Больной дышал все хуже, и синева все гуще обступала его лицо. Я такое видел, и не раз. Видел однажды, как все заканчивается, а заканчивается следующим образом – будет короткий, хлюпающий вдох, затем он задвигает челюстью, словно жуя что-то, и затихнет уже навсегда.
– Кислород… – услышал я голос ангела, и такие жалкие, почти молящие нотки послышались мне в нем, что ступор мой прошел мгновенно.
– Обойдется. Штаны спускай с него.
– Как – штаны?
Пальцы врача уже возились с нелепо большой пряжкой, и, кажется, они дрожали… Ведь мой ангел молод, очень молод, внезапно осенило меня, и вся эта черствость и придирчивость – напускная, боится она, потому и просила себе опытного, не такого, как я. Откуда ей знать…
Я грубо согнул тонкую, с выпуклыми коленями, ногу лежащего, сдвинул вбок – вот он, «колодец», а как же! Крупная язва в паху, неловко прижженная сигаретами, сплошной, незаживающий рубец, от которого по паховой складке вверх уходил тяж выпирающих из-под бледной кожи увеличенных лимфоузлов. Пальцы привычно легли на цилиндр шприца, взбухла капля налоксона на срезе иглы, устремившемся туда, в смрадную глубину раны.
– Куда… куда? – услышал я сзади. – Игорь… там артерия, нерв рядом!

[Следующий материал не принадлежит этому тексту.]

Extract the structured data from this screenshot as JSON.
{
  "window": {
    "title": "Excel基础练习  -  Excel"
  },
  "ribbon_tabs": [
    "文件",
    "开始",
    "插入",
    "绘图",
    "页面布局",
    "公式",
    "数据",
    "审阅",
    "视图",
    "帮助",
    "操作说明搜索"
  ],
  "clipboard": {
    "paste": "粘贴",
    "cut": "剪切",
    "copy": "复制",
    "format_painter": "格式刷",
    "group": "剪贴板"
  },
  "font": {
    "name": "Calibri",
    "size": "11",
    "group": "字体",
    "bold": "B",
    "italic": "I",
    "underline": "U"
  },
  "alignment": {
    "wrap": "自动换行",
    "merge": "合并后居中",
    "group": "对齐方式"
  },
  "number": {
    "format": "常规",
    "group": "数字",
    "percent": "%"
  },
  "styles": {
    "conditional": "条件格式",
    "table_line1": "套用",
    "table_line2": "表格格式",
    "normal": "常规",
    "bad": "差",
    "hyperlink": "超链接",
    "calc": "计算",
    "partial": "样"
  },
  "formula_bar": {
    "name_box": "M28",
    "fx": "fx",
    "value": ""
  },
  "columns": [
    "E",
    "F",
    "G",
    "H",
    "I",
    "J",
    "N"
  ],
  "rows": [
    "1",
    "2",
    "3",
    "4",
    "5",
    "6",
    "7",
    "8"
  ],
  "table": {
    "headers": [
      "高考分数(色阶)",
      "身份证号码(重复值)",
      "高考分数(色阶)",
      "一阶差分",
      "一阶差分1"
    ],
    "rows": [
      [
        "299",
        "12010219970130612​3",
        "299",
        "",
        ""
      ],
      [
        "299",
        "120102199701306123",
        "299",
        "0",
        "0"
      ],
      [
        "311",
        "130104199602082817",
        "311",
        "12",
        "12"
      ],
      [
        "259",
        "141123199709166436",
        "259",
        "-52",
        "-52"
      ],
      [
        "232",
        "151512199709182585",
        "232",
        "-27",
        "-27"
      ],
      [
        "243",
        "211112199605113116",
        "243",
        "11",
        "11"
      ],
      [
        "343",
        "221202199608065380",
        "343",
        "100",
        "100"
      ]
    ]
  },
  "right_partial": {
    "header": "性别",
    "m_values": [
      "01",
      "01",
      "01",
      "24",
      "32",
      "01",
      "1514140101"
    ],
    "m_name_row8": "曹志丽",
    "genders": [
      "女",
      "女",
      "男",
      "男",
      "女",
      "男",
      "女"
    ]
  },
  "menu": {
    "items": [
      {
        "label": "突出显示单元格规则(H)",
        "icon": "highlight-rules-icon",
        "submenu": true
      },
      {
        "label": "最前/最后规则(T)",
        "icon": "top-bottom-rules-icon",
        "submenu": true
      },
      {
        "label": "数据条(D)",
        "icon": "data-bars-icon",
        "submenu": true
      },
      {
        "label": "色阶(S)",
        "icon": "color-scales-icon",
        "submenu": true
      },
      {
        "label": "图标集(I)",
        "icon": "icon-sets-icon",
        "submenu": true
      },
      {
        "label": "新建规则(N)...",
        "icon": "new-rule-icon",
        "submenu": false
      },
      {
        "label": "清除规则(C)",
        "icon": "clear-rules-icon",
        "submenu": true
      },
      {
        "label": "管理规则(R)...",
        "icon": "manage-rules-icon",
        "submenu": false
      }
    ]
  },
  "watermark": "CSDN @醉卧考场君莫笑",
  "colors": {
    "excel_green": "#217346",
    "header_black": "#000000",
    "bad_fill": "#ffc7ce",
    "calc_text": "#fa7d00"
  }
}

Да-с, артерия, нерв. Мне ли не помнить первых опытов, когда игла начинала пульсировать, в шприц само, без оттягивания поршня, вплывало настойчивое кровавое облачко, а поршень упруго толкался в палец… Я мотнул головой, прогоняя поганое видение. Пустое оно, вся моя прошлая жизнь – пустая, а эта, новая – настоящая, пусть в ней и есть место золотым очкам Игнатовича и его коварному голосу, но ей и только ей я хочу жить, пока рядом со мной будет светлый ангел, избавивший меня от пьяной, черной гадости.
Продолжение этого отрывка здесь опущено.